| 05/01/2014 17h49min
No sábado, dia 4, quando a água começava a escorrer vagarosamente pelas torneiras após uma tortuosa semana de seca, o dono da empresa de caminhões pipa Só Água Potável, Jaison Willian de Assunção, 24, resolveu doar 10 mil litros de água para a Favela do Siri _ uma das comunidades mais pobres do Norte da Ilha, que fica em Ingleses. As ruas estreitas e cheias de buracos onde correm esgoto nos cantes pareciam ser o principal desafio para fazer a ação, mas o problema era maior: quase ninguém tinha caixa de água.
Caso do seu José Lauro da Silva, que aos 63 anos cata latinhas para sobreviver e esmola água nas casas dos poucos vizinhos que têm reservatórios de água. Há 20 anos na Favela do Siri, era acostumado a beber água de poços, mas com a chegada da rede de abastecimento deixou de lado esta prática, pelo bem de sua saúde. A modernidade chegou na casa do catador, mas agora ele enfrenta um novo problema:
— Já faz uns verões que tá assim. Só que essa virada de ano foi a pior, só caia umas gotinhas poucas. Banho só de balde — diz o senhor enquanto coça seu bigode branco.
O vizinho de seu José, Adinaldo dos Santos Ribeiro, de 31 anos, também sofre com o mesmo problema. Mora há um mês na favela. Antes tinha casa no Rio Vermelho, mas saiu de lá por causa dos recorrentes problemas de falta de água. Ele, sua mulher e seus cinco filhos precisam encher baldes na casa dos vizinhos, já que mesmo com a volta do abastecimento, não há pressão suficiente para que a água suba até sua caixa.
— Vim para cá, parece que ficou pior — reclama Adinaldo, que, ironicamente, trabalha como instalador de piscinas.
Adinaldo fala que o problema de abastecimento não é exclusivo de sua vizinhança e mesmo os ricos que têm piscinas em casa também passam por problemas parecidos:
— Às vezes tenho que esperar quatro dias para encherem uma piscina. Se está ruim para eles, imagina para a gente que é pobre.
Apenas duas casas ficaram com as caixas d'água cheias por conta dos problemas encontrados. Por outro lado, seu José Lauro já está avisado que pode pegar um pouco da água que Adinaldo recebeu. Já Willian, fez sua parte.
Caminhão-pipa é serviço pesado
Apesar de ter 10 mil litros de água no caminhão, Willian não conseguiu doar tudo. A Favela do Siri é tão pobre que poucos têm condições para comprar uma caixa d'água. Não bastasse isso, vários moradores que tinham reservatórios moravam em vielas tão apertadas que caminhão algum entra. Ele se esforçou, chegou a entrar em uma viela, colocando os retrovisores a 2cm dos telhados das casas, mas não foi possível.

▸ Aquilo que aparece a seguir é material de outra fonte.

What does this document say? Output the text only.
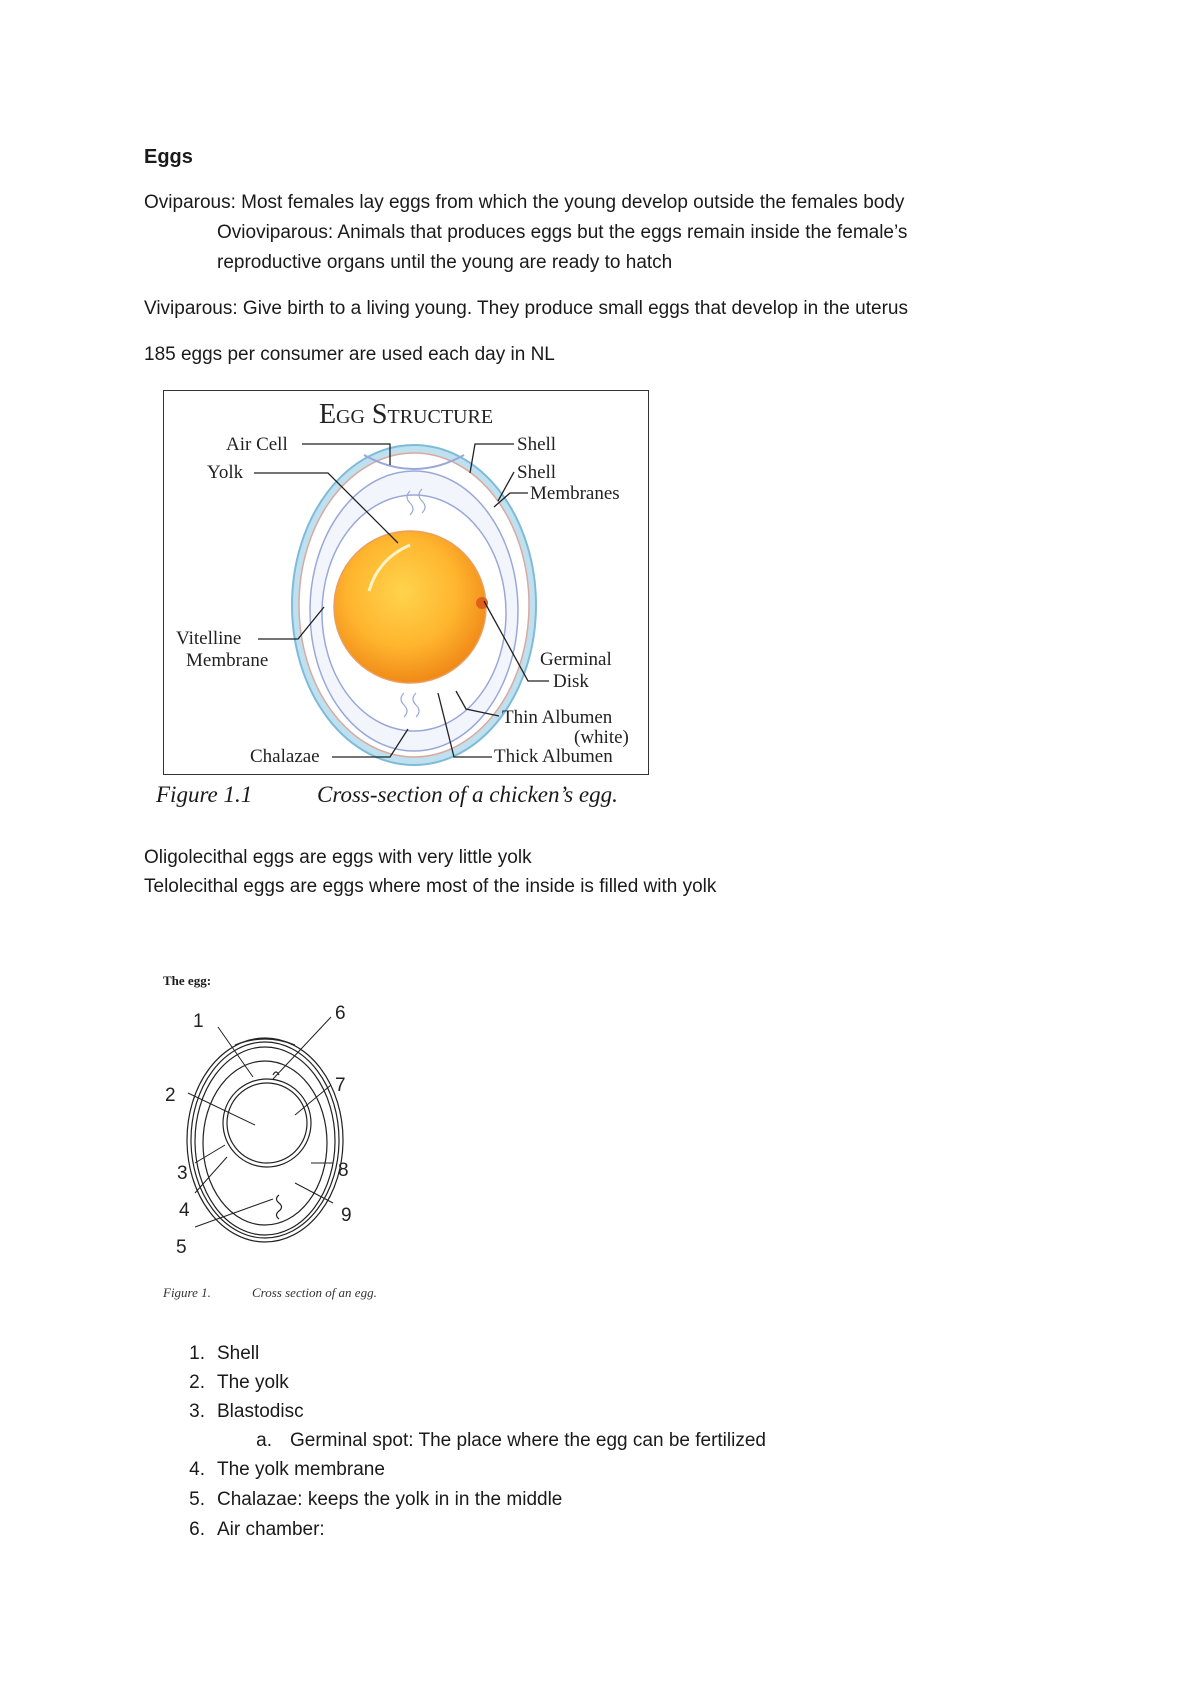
Eggs
Oviparous: Most females lay eggs from which the young develop outside the females body
Ovioviparous: Animals that produces eggs but the eggs remain inside the female’s
reproductive organs until the young are ready to hatch
Viviparous: Give birth to a living young. They produce small eggs that develop in the uterus
185 eggs per consumer are used each day in NL
Egg Structure
Air Cell
Yolk
Shell
Shell
Membranes
Vitelline
Membrane	Germinal
Disk
Thin Albumen
(white)
Thick Albumen
Chalazae
Figure 1.1	Cross-section of a chicken’s egg.
Oligolecithal eggs are eggs with very little yolk
Telolecithal eggs are eggs where most of the inside is filled with yolk
The egg:
1
2
3
4
5
6
7
8
9
Figure 1.	Cross section of an egg.
1. Shell
2. The yolk
3. Blastodisc
a. Germinal spot: The place where the egg can be fertilized
4. The yolk membrane
5. Chalazae: keeps the yolk in in the middle
6. Air chamber:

O trabalho de Willian é puxado. Ele faz uso de pesadas mangueiras com 30m de extensão e ainda precisa escalar algumas paredes quando necessário. Desde o dia 29 de dezembro que sua empresa não para. Durante 24 horas segue a rotina de encher os caminhões em um poço próprio em São José, levar até o cliente (enfrentando o pesado trânsito de verão), instalar as mangueiras, recolher tudo e voltar para reabastecer. Por dia gasta cerca de 800 litros de combustível nas viagens. Dia 3 de janeiro era seu aniversário. Comemorou dentro do caminhão, bem como a virada do ano.
— Todo mundo queria tomar banho para o Reveillon — conta Willian.
A doação da água surgiu junto com o irmão e parceiro de empresa Carlos Alexandre Marconcini, que estava de saco cheio com pessoas pedindo para abastecer piscinas enquanto tinha gente sem condições financeiras pedindo por água. A temporada de verão é onde os dois faturam pelo ano inteiro. Podiam ganhar mais, não fosse o trânsito da Grande Florianópolis.
Para se ter uma ideia, somente no sábado em que Willian foi até a Favela do Siri, ele demorou 1h30 para chegar de São José até Ingleses, mais 1h descarregando água e outra 1h30 para voltar. Durante a reportagem, ele atendeu o telefone por quatro vezes para atender clientes. A resposta era sempre a mesma:
— A agenda tá lotada até amanhã de noite. Só posso levar água depois de amanhã.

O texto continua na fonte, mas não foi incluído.